Les aléas du registre des armes à feu

Le 29 janvier 2019 était la date limite signifiée aux propriétaires pour qu’ils immatriculent leurs armes à feu.
Si l’on se fie à Salvador Aznar, président de l’Association chasse et pêche de la Vallée du Richelieu, ils seraient plusieurs, chez ses membres, à ne pas vouloir le faire. « J’ai énormément d’échos, affirme en entrevue M. Aznar. Certains disent qu’ils vont enregistrer, d’autres non. Si je regarde ce qui se passe un peu partout, la tendance : une grosse partie de notre effectif ne s’enregistrera probablement pas. »
La Loi sur l’immatriculation des armes à feu, en vigueur le 29 janvier 2018, stipule que « toute arme à feu sans restriction présente sur le territoire du Québec doit de ce fait être immatriculée. Cette catégorie d’armes, qu’on nomme aussi « armes d’épaule », regroupe généralement les carabines et les fusils de chasse ».
C’est auprès du Service d’immatriculation des armes à feu du Québec que les propriétaires d’armes à feu ont la responsabilité d’en demander l’immatriculation, et ce, même si elles étaient déjà enregistrées dans l’ancien registre canadien des armes à feu.

« Une immatriculation ne sauve absolument aucune vie. » – Salvador Aznar

Les chasseurs qui n’ont pas immatriculé leurs armes sont désormais susceptibles d’écoper d’amendes. Pour M. Aznar, dont l’association regroupe près de 900 membres et gère un champ de tir, « avant de faire des constats ici et là auprès de quelques centaines de milliers de chasseurs, ils (les autorités ) n’ont pas les ressources pour aller dans chaque maison ».

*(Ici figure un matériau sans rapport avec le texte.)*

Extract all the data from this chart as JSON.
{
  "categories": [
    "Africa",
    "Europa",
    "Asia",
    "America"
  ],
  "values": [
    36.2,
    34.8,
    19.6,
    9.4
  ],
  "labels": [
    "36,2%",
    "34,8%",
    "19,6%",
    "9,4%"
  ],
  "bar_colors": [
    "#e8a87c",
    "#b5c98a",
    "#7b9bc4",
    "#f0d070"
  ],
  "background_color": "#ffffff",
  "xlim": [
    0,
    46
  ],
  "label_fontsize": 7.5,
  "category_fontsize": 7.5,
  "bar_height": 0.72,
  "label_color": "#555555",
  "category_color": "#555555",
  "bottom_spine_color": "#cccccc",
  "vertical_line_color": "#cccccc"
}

Pas d’abolition, mais des assouplissements

La ministre de la Sécurité publique Geneviève Guilbault a supprimé quelques « irritants » au registre québécois des armes à feu. Lors d’une conférence de presse tenue le 22 janvier, elle a insisté sur l’obligation de maintenir le registre.
Les assouplissements attendus une fois la loi modifiée n’obligent plus les propriétaires d’armes à informer le système s’ils partent chasser plus de quinze jours à l’extérieur de leur région. On abolira aussi le double numéro d’immatriculation et les propriétaires n’auront plus à fournir la longueur du canon de leur arme.
« Après le 29 janvier, nos policiers vont devoir appliquer le règlement et la loi, mais on ne va pas faire du porte-à-porte pour vérifier les gens, a affirmé le grand patron de la Sûreté du Québec, Martin Prud’homme, à l’Assemblée nationale. Notre intention, c’est d’encourager les gens (à enregistrer leurs armes). Ce n’est pas de les poursuivre. »

Villes et régions

Pourquoi les propriétaires tiennent-ils à ne pas immatriculer leurs armes? a demandé le Journal à M. Aznar. « On est la seule province au Canada où la population est obligée d’enregistrer. Est-ce qu’on est dans un pays égalitaire? Nous, les chasseurs, poursuit-il, nous savons parfaitement qu’une immatriculation ne sauve absolument aucune vie, en plus de (produire) la paperasse. »
M. Aznar soutient que c’est dans « les villes que les armes sont mal perçues, car c’est là où il y a les bandits, la mafia, les gangs de rue. Les gens de la région ne vivent pas cette situation-là. »
Robert Dominique, un résidant de Saint-Césaire, est un chasseur de longue date. Il est aussi moniteur de cours de chasse. « La réponse est oui, confirme M. Dominique, à qui le Journal a demandé s’il a enregistré ses armes. Étant moniteur avec les fédération de tir et de chasse, membre du conseil d’administration de plusieurs organismes de chasse et pêche, c’est un peu difficile pour moi de ne pas être en loi. Ce n’est pas pour des raisons de conviction; c’est par obligation. Si je veux continuer à vouloir siéger (à ces organismes) » Et d’ajouter : « pour être moniteur, ça prend une accréditation de la Sûreté de Québec ».
Au Québec, en ce moment, on estime que 349 952 armes sont enregistrées alors que 1,6 million d’armes sont en circulation.